Almost for a moment she was tempted to excuse herself, go back to her room and do what Violet had bidden her so long ago: tear up the letter if that was what it was all about and flush it down the loo, until she remembered that the loo didn't flush. But there was something else that prevented this and that was the thought that perhaps somehow and in some way before her return she might yet encounter Liz, by accident even see that lovely melancholy face somewhere in a crowd.

Marvelling, they paraded across the cobbled stones of the Disneyland of Red Square dwarfed by the breathtaking giantism of the walls, towers and cupolas.

They gawked dutifully at the Czar's cannon which was so huge that it couldn't shoot the three-foot calibre cannonball for the power needed to move this mass would have blown up half the Kremlin, and they were also suitably impressed by the Czar of Bells which had never been rung since its two hundred tons' weight had broken the eighteenth-century scaffolding and knocked a piece out of it big enough to let the tourists wander around inside.

Mrs Harris said, ‘What good are they if they don't work?'

Mrs Butterfield said, ‘Just as well they don't. They'd blow your ears off if they did. But they make nice decorations.' And then she added, ‘Ain't them churches fancy? We got nothin' like them at 'ome.'

‘They don't work either,' Mrs Harris remarked. ‘Leastwise not any more.' She was aware that the odd-pair-out who had seemed just that much slightly off-beat to be real tourists were always managing to be close behind them within listening distance wherever they went. Circling the square, the fabulous coloured, turban-topped pile of St Basil's Cathedral just out of the line of fire of the modern touch of the stainless steel statues of missiles of the peace-loving Muscovites, they traipsed past the Gum state department store which didn't look like a store but like a palace, the 3,200 room Hotel Rossia which didn't look like a hotel but like a store, were dizzied by one Technicolor cathedral after another throwing their bulbous towers into the Russian sky.

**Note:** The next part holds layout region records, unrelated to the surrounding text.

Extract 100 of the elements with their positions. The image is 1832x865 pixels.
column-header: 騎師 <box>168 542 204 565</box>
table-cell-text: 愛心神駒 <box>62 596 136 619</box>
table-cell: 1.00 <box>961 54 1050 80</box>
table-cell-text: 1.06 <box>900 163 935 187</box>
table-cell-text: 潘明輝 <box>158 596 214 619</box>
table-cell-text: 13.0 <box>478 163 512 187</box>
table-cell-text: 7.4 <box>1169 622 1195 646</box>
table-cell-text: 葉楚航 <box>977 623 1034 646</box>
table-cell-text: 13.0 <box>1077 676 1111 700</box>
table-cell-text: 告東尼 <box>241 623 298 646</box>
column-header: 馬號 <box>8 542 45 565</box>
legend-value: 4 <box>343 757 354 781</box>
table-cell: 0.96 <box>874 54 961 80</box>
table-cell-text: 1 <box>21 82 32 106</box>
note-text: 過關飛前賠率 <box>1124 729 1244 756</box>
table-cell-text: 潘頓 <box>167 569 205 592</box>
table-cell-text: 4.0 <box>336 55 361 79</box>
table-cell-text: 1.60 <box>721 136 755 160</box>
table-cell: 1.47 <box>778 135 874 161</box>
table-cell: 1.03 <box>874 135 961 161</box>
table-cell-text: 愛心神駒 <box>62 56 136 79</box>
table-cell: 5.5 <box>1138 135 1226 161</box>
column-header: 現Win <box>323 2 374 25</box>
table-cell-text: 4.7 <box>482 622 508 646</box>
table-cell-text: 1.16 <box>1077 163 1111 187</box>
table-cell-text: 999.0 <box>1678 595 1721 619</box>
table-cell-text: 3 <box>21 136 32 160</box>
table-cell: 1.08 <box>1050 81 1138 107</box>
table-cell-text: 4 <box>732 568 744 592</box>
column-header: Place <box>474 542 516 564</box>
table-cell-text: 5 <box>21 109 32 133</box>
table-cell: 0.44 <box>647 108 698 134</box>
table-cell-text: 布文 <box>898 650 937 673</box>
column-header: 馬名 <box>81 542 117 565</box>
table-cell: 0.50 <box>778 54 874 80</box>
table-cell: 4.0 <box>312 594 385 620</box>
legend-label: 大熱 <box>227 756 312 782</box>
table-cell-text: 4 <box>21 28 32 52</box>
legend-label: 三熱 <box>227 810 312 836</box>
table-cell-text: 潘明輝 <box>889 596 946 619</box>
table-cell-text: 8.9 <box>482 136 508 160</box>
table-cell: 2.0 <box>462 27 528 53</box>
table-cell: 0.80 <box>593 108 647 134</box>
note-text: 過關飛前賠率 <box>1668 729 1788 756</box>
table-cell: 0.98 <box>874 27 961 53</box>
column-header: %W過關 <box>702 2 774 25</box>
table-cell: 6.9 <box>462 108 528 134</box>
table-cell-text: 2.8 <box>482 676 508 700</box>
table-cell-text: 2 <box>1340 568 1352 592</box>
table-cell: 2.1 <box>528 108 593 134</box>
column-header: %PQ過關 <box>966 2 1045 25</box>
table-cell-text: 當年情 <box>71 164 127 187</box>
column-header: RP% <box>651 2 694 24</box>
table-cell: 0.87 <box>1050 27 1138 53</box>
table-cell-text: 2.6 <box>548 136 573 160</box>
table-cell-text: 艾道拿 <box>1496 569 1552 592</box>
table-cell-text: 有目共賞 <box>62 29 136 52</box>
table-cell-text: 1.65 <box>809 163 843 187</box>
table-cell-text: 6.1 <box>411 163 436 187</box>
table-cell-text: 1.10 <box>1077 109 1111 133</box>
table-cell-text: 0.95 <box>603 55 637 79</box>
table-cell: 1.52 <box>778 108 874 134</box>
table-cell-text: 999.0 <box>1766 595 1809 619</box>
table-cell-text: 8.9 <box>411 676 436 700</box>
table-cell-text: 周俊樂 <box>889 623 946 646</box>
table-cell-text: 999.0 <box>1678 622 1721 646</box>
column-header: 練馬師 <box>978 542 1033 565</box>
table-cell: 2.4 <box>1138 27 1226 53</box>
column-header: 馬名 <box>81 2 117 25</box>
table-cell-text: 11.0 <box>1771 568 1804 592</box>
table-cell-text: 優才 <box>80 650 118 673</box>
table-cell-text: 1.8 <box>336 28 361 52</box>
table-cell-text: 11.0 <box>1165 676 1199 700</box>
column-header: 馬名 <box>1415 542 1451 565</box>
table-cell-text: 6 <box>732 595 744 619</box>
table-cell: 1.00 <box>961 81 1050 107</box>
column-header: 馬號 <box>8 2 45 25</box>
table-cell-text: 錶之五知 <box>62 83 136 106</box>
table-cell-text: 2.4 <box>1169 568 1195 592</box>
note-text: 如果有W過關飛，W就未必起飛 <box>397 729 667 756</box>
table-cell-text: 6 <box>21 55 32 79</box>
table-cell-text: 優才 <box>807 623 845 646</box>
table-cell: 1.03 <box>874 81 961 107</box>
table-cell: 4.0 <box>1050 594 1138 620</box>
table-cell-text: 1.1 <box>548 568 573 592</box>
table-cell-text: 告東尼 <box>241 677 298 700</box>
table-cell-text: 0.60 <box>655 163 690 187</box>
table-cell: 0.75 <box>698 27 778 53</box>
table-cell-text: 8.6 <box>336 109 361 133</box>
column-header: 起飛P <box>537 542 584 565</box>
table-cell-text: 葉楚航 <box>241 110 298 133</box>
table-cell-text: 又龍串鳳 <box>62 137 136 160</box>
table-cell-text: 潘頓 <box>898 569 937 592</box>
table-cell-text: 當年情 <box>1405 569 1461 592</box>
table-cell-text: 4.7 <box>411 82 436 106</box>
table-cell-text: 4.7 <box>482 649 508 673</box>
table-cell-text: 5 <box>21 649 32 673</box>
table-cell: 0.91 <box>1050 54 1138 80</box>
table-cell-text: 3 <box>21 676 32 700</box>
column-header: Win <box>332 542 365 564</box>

Ultimately they approached the
pièce de résistance
of the morning's tour, the Tomb of Lenin, strangely squat and square built after all the curves and peaks of churches and towers, a solid low edifice of red basalt with a single band of black marble across the front bearing the name Lenin in Cyrillic lettering with above it balconies cut from Ukrainian granite.

As though it were bleeding internally it trailed a long dark line of figures, patient men and women in rough, lumpy clothes who had been standing for hours waiting to get in.

The guide said, ‘We will now go and visit the tomb of the great Lenin, our most glorious hero.
Because you are tourists you will be permitted to go in before the others. You will please go quietly and after you have paid your respects, move along for many people are waiting.'

‘Cor,' said Mrs Harris, ‘do they do this every day?'

‘Yes, Madam, even in the winter.'

Violet said, ‘ 'Oo did she say it was?'

‘Lenin. 'E's the one made the revolution. They got 'im buried 'ere, but you can 'ave a look at 'im.'

They filed through the entrance porch between two immaculately gleaming soldiers standing on guard with bayonets fixed and then down a flight of stairs by barely enough light to see.